Cash Flow Vs Treasury Foecasts.
Based on the inquiries I receive, there are many users of my Spanish website – www.cashtrainers.com – who are unaware of the difference between a Cash Flow Control or Treasury Control and the Treasury Forecasts.
The main difference is a matter of timing, the Cash Flow controls the treasury information of the present and the past, while the Forecasts analyze what will happen in the future.
Both analyzes or controls have the same starting point, the current balance of the banks or cash.
While in Cash Flow you have to look back from the current balance, in Treasury Forecasts you have to look forward from the current balance.
The control of the Cash Flow is simple to manage since every company that keeps an accounting has to record the accounting entries of all bank or cash movements.
This means that the company has to transfer its money inflows and outflows from its bank accounts to an accounting information system.
Therefore, the current balance of the bank account must match the current balance of the accounting account of the corresponding bank.
Traditionally, companies used to have an accounting program through which they made the annotations of payments through accounting entries. They listed the bank statements and noted the journal number on the statement. They also wrote down in an extract the journal number that corresponded to the counterpart they were paying, such as an invoice, an expense… That is, a bank reconciliation was carried out manually.
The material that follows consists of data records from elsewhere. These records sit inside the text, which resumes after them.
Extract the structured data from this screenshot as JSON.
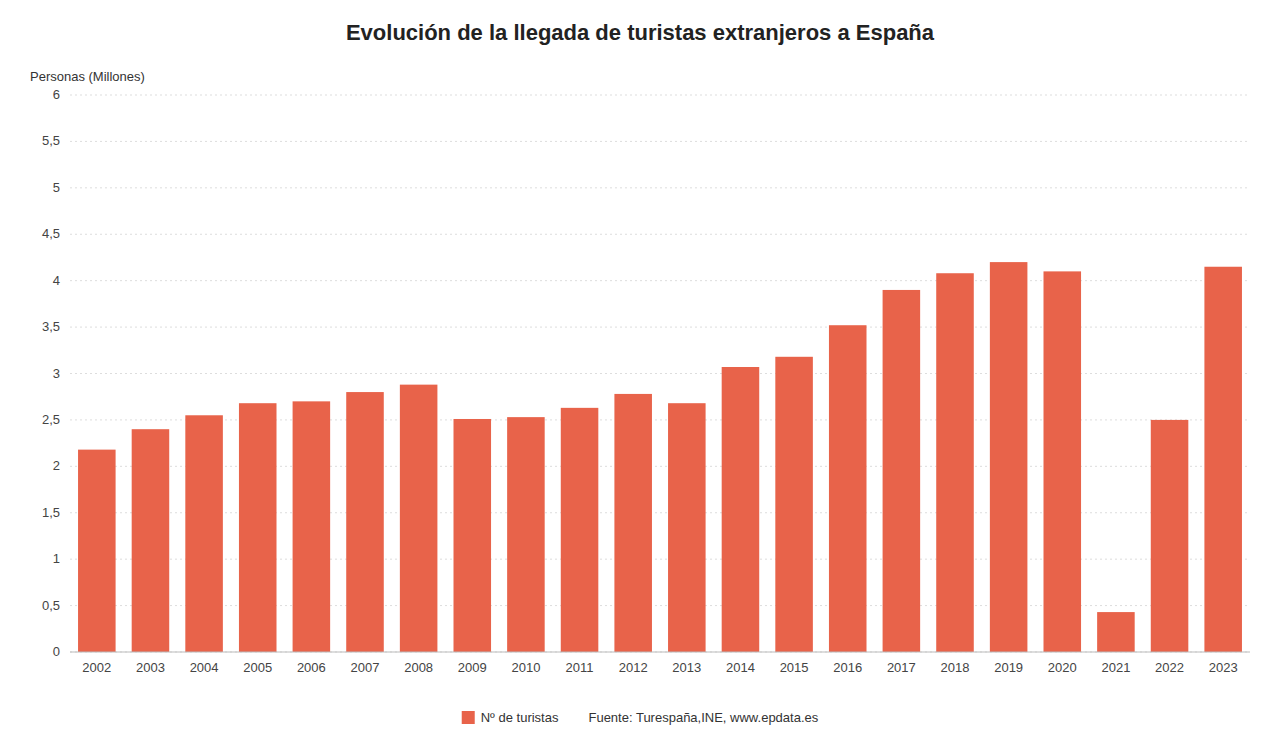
{
  "chart_data": {
    "type": "bar",
    "title": "Evolución de la llegada de turistas extranjeros a España",
    "ylabel": "Personas (Millones)",
    "categories": [
      "2002",
      "2003",
      "2004",
      "2005",
      "2006",
      "2007",
      "2008",
      "2009",
      "2010",
      "2011",
      "2012",
      "2013",
      "2014",
      "2015",
      "2016",
      "2017",
      "2018",
      "2019",
      "2020",
      "2021",
      "2022",
      "2023"
    ],
    "series": [
      {
        "name": "Nº de turistas",
        "color": "#E8634A",
        "values": [
          2.18,
          2.4,
          2.55,
          2.68,
          2.7,
          2.8,
          2.88,
          2.51,
          2.53,
          2.63,
          2.78,
          2.68,
          3.07,
          3.18,
          3.52,
          3.9,
          4.08,
          4.2,
          4.1,
          0.43,
          2.5,
          4.15
        ]
      }
    ],
    "ylim": [
      0,
      6
    ],
    "yticks": [
      0,
      {
        "value": 0.5,
        "label": "0,5"
      },
      1,
      {
        "value": 1.5,
        "label": "1,5"
      },
      2,
      {
        "value": 2.5,
        "label": "2,5"
      },
      3,
      {
        "value": 3.5,
        "label": "3,5"
      },
      4,
      {
        "value": 4.5,
        "label": "4,5"
      },
      5,
      {
        "value": 5.5,
        "label": "5,5"
      },
      6
    ],
    "grid": true,
    "legend": "bottom",
    "annotations": [
      "Fuente: Turespaña,INE, www.epdata.es"
    ]
  }
}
Currently companies tend to have ERPs, increasingly affordable thanks to the advancement of new technologies.
In ERPs, management and accounting are integrated, so it is no longer necessary to record payment accounting entries manually.
Now the file with the bank movements is imported or linked directly to the bank account data. All the accountant has to do is match the payments with their corresponding document (invoice, expense…) and the computer program will automatically generate the accounting entry and assign a reconciliation code.
This great change represents a significant saving in administrative work that does not add value to the products or services that the company sells.
However, it is an activity that an accounting company is required to carry out. So the less resources are allocated to this activity, the better for the company.
Once the accounting information is registered, we have data to perform any analysis, such as knowing money that has come from a certain client, the money that we have paid to a supplier, the cash-flow that a product or service has generated in a determined period of time or the one that has generated a specific project.
But remember that this type of analysis will always be done from the current opening balance backwards. That is, from the present to the past.
However, when we talk about Treasury Forecasts we always make a future analysis.
It is important to know what has been paid in the past, for that reason a control is kept in the accounting program or in an ERP.
But even more important is knowing how much you plan to pay in the future based on the current balance.
There are management programs that can incorporate this function, but it is not usual since the Treasury Forecasts have to be customized according to the information available and according to what the company considers it should include in the report.
The Treasury Forecast can be updated at any date, there are companies that need to carry out very short-term analysis if they are with high liquidity problems, but the usual is to perform an analysis once a month.
The Treasury Forecasts provide very valuable information to the company, since depending on the variables included, the balance that the company will have in the coming months can be anticipated, and the balance can be positive or negative.
The Treasury Forecasts allow decisions to be taken such as, for example, require financing from external sources, opt for self-financing, reduce collection periods, extend payment periods…. In other words, those measures necessary for an optimal cash flow for the company.
It also allows you to know those payment documents that have already expired that need a new expected due date.
To perform a Treasury Forecast analysis there are many variables to take into account, such as the current balances of bank accounts, available financing lines, customer invoices posted pending to be paid, supplier invoices posted pending to be paid, Recurring payments not accounted (rents, insurance, wages, repayment of loans …) and other projections of payments such as sales and purchase orders or planned projects.
Each company has its own needs, so the Treasury Forecast report must be adapted to the information of each company.